Haploidentical Peripheral Stem Cell Transplantation for Young Patients with Severe Aplastic Anemia Using Post-Transplantation Cyclophosphamide and Methotrexate
Yang, K., Gong, S., Jiang, T., Liang, X., Hu, J., Zhu, P., Nie, L., Xu, Y., Fu, B.
Transplantation and cellular therapy. 2021;27(5):429.e1-429.e7
Abstract
Severe aplastic anemia (SAA) is a serious bone marrow failure disorder that is often cured with hematopoietic stem cell transplantation (HSCT). The absence of a matched related donor is common, however, and thus novel approaches are needed to safely expand the donor pool to include alternative donors, especially haploidentical related donors, for patients with SAA. This study aimed to explore a novel approach to HSCT for patients with SAA without an available HLA-identical sibling or a matched unrelated donor, termed haploidentical peripheral blood stem cell transplantation (haplo-PBSCT), using a conditioning regimen comprising cyclophosphamide, busulfan, and fludarabine (CBF) and a graft-versus-host disease (GVHD) prophylaxis regimen with post-transplantation cyclophosphamide (PTCy), low-dose methotrexate (LD-MTX), and calcineurin inhibitors.

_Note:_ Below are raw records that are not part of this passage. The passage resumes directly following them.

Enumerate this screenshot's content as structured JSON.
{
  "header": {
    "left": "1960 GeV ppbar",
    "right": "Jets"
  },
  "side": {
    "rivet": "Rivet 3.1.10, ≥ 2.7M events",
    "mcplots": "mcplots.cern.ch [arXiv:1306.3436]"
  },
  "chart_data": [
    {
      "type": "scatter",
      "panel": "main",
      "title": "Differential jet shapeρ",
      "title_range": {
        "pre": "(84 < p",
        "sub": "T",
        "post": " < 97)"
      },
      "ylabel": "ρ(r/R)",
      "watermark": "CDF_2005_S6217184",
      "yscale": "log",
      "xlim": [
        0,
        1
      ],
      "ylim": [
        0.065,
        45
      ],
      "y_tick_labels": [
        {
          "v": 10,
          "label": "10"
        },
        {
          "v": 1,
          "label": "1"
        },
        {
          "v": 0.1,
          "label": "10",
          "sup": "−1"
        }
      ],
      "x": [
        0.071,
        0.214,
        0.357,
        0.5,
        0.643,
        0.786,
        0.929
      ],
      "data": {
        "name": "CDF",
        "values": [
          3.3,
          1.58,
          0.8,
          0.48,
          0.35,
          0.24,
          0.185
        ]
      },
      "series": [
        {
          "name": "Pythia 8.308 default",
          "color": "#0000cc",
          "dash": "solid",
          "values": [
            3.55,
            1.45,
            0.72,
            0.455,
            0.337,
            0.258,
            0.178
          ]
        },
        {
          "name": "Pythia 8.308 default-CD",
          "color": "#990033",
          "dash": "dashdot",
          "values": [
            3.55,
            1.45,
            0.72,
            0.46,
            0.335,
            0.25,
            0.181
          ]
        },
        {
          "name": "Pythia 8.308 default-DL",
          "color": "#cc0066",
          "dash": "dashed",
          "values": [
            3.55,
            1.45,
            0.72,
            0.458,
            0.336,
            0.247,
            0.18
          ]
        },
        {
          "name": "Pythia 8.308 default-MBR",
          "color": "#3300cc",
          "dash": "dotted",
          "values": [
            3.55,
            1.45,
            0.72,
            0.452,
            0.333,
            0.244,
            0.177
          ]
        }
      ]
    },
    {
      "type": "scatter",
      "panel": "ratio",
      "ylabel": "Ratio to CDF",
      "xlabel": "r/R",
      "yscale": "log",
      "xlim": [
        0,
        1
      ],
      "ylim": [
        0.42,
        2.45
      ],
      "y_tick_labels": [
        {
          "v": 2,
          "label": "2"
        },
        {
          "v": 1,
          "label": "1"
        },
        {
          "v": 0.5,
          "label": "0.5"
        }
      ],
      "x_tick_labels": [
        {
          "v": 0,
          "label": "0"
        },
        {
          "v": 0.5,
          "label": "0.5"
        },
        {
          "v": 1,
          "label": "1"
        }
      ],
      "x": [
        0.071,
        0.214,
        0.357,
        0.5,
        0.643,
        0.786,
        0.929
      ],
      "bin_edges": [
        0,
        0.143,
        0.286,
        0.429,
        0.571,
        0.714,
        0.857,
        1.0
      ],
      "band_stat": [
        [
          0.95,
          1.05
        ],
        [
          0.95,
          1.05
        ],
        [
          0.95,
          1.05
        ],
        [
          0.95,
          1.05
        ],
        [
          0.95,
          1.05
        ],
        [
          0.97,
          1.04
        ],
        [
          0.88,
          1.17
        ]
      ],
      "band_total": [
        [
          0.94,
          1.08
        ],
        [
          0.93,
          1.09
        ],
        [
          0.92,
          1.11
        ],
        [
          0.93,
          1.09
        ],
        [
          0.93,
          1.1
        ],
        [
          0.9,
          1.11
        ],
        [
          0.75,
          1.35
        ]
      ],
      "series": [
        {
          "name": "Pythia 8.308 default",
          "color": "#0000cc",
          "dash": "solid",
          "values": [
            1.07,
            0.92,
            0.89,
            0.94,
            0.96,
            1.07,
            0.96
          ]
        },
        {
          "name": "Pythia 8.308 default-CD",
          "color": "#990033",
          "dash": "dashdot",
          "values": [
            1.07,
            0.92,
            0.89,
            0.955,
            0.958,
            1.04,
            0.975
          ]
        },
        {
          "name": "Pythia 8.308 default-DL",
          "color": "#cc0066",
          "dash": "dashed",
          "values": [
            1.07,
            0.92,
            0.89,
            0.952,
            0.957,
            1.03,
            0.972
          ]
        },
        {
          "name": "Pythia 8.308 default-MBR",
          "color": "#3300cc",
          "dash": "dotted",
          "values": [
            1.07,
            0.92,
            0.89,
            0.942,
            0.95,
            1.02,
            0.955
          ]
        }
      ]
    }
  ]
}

This prospectively designed nonrandomized study included 29 patients with SAA who underwent haplo-PBSCT between November 2017 and May 2020. The median patient age was 17 years (range, 14 to 30 years), and the median time to neutrophil recovery was 13 days (range, 13 to 15 days). There was 1 primary graft failure (GF) in the group receiving PTCy at a dose of 50 mg/kg and no GFs in the group receiving PTCy at a dose of 100 mg/kg. The median duration of follow-up was 736 days (95% confidence interval, 512 to 879 days). The estimated 1-year overall survival and disease-free survival were 91.7 ± 5.7% and 89.7 ± 5.7%, respectively. Only 1 of the 27 patients developed grade II acute GVHD. Four patients developed limited and mild chronic GVHD, involving only the skin or/and oral mucosa. Haplo-PBSCT following CBF and followed by PTCy and LD-MTX represents a novel approach for safely expanding the donor pool to include alternative donors for young patients with SAA.